In general, one of the most effective ways to combat overfitting is to detect it in the first place. One way to do this is to split the main dataset being worked on into three independent parts: a training set, a tuning set (also commonly called a validation set in the machine learning literature), and a test set. These three partitions allow you to optimize models by iterating between model learning on the training set and hyperparameter evaluation on the tuning set without affecting the final model assessment on the test set. A researcher can compare the model's performance on the training and tuning data to assess how overfit (i.e. non-generalizable) the model is. The data used for testing should be "locked away" and used only once to evaluate the final model after all training and tuning steps are completed. This type of approach is necessary for evaluating the generalizability of models without the biases that can arise from learning and testing on the same data [@arxiv:1811.12808; @doi:10.1162/089976698300017197]. While a slight drop in performance from the training set to the test set is normal, a significant drop is a clear sign of overfitting. See Figure @fig:overfitting-fig for a visual demonstration of an overfit model that performs poorly on test data.
There are a variety of techniques to reduce overfitting, including data augmentation and regularization techniques [@url:http://jmlr.csail.mit.edu/papers/v15/srivastava14a.html; @tag:krogh-weight-decay]. Another way to reduce overfitting, as described by Chuang and Keiser, is to identify the baseline level of memorization that is occurring by training on data that has its labels randomly shuffled [@doi:10.1021/acschembio.8b00881]. By comparing the model performance with the shuffled data to that achieved with the actual data [@doi:10.1021/acschembio.8b00881], a practitioner can identify overfitting as a model that performs no better on real data. This suggests that any predictive capacity is not due to data-driven signal. One important caveat when working with partitioned data is the need to apply transformation and normalization procedures equally to all datasets. The parameters required for such procedures (for example, quantile normalization, a common standardization method when analyzing gene-expression data) should only be derived from the training data, and not from the tuning or test data.
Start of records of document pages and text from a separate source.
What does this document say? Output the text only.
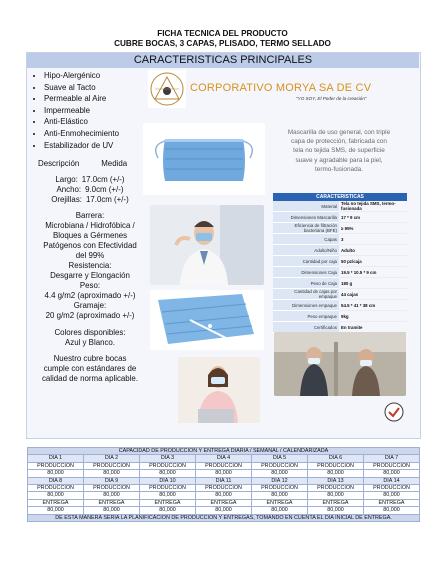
FICHA TECNICA DEL PRODUCTO
CUBRE BOCAS, 3 CAPAS, PLISADO, TERMO SELLADO
CARACTERISTICAS PRINCIPALES
• Hipo-Alergénico
• Suave al Tacto
• Permeable al Aire
• Impermeable
• Anti-Elástico
• Anti-Enmohecimiento
• Estabilizador de UV
Descripción	Medida
Largo: 17.0cm (+/-)
Ancho: 9.0cm (+/-)
Orejillas: 17.0cm (+/-)
Barrera:
Microbiana / Hidrofóbica /
Bloques a Gérmenes
Patógenos con Efectividad
del 99%
Resistencia:
Desgarre y Elongación
Peso:
4.4 g/m2 (aproximado +/-)
Gramaje:
20 g/m2 (aproximado +/-)
Colores disponibles:
Azul y Blanco.
Nuestro cubre bocas
cumple con estándares de
calidad de norma aplicable.
CORPORATIVO MORYA SA DE CV
"YO SOY, El Poder de la creación"
Mascarilla de uso general, con triple
capa de protección, fabricada con
tela no tejida SMS, de superficie
suave y agradable para la piel,
termo-fusionada.
CARACTERISTICAS
Material	Tela no tejida SMS, termo-fusionada
Dimensiones Mascarilla	17 * 9 cm
Eficiencia de filtración bacteriana (BFE)	≥ 95%
Capas	3
Adulto/Niño	Adulto
Cantidad por caja	50 pz/caja
Dimensiones Caja	19.5 * 10.5 * 9 cm
Peso de Caja	180 g
Cantidad de cajas por empaque	44 cajas
Dimensiones empaque	54.5 * 41 * 38 cm
Peso empaque	9kg
Certificados	En tramite
CAPACIDAD DE PRODUCCION Y ENTREGA DIARIA / SEMANAL / CALENDARIZADA						
DIA 1	DIA 2	DIA 3	DIA 4	DIA 5	DIA 6	DIA 7
PRODUCCION	PRODUCCION	PRODUCCION	PRODUCCION	PRODUCCION	PRODUCCION	PRODUCCION
80,000	80,000	80,000	80,000	80,000	80,000	80,000
DIA 8	DIA 9	DIA 10	DIA 11	DIA 12	DIA 13	DIA 14
PRODUCCION	PRODUCCION	PRODUCCION	PRODUCCION	PRODUCCION	PRODUCCION	PRODUCCION
80,000	80,000	80,000	80,000	80,000	80,000	80,000
ENTREGA	ENTREGA	ENTREGA	ENTREGA	ENTREGA	ENTREGA	ENTREGA
80,000	80,000	80,000	80,000	80,000	80,000	80,000
DE ESTA MANERA SERIA LA PLANIFICACION DE PRODUCCION Y ENTREGAS, TOMANDO EN CUENTA EL DIA INICIAL DE ENTREGA.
Additionally, many conventional metrics for classification (for example, area under the receiver operating characteristic curve) have limited utility in cases of extreme class imbalance [@pmid:25738806]. Consider an example of a dataset of mammograms in which 99% of the samples do not have breast cancer. A model could achieve 99% accuracy by classifying every sample as negative. Therefore, model performance should be evaluated with a carefully picked panel of relevant metrics that make minimal assumptions about the composition of the testing data [@doi:10.1021/acs.molpharmaceut.7b00578]. One alternative approach is to use the precision-recall curve rather than the receiver operating characteristic since the former is more robust to class imbalance [@doi:10.1145/1143844.1143874].
When working with biological and medical data, one must also carefully consider potential sources of bias and/or non-independence when defining training and test sets. For example, a deep learning model for pneumonia detection in chest X-rays appeared to perform well within the hospitals providing the training data, but then failed to generalize to other hospitals [@doi:10.1371/journal.pmed.1002683]. This resulted from the deep learning model picking up on signals related to which hospital the images were from and represents a type of artifact or batch effect that practitioners must be vigilant towards. When dealing with sequence data, holding out test data that are evolutionarily related or that share structural homology to the training data can result in overfitting that is hard to detect due to the inherent relatedness of the partitioned data [@doi:10.1093/bib/bbv082]. In such situations, simply holding out test data selected from a random partition of the training data can be insufficient. The best remedy for identifying confounding variables is to know your data and to test models on truly independent data.
In essence, practitioners should split data into training, tuning, and single-use testing sets to assess the performance of the model on data that can provide a reliable estimate of its generalization performance. Furthermore, practitioners should be cognizant of the danger of skewed or biased data artificially inflating performance.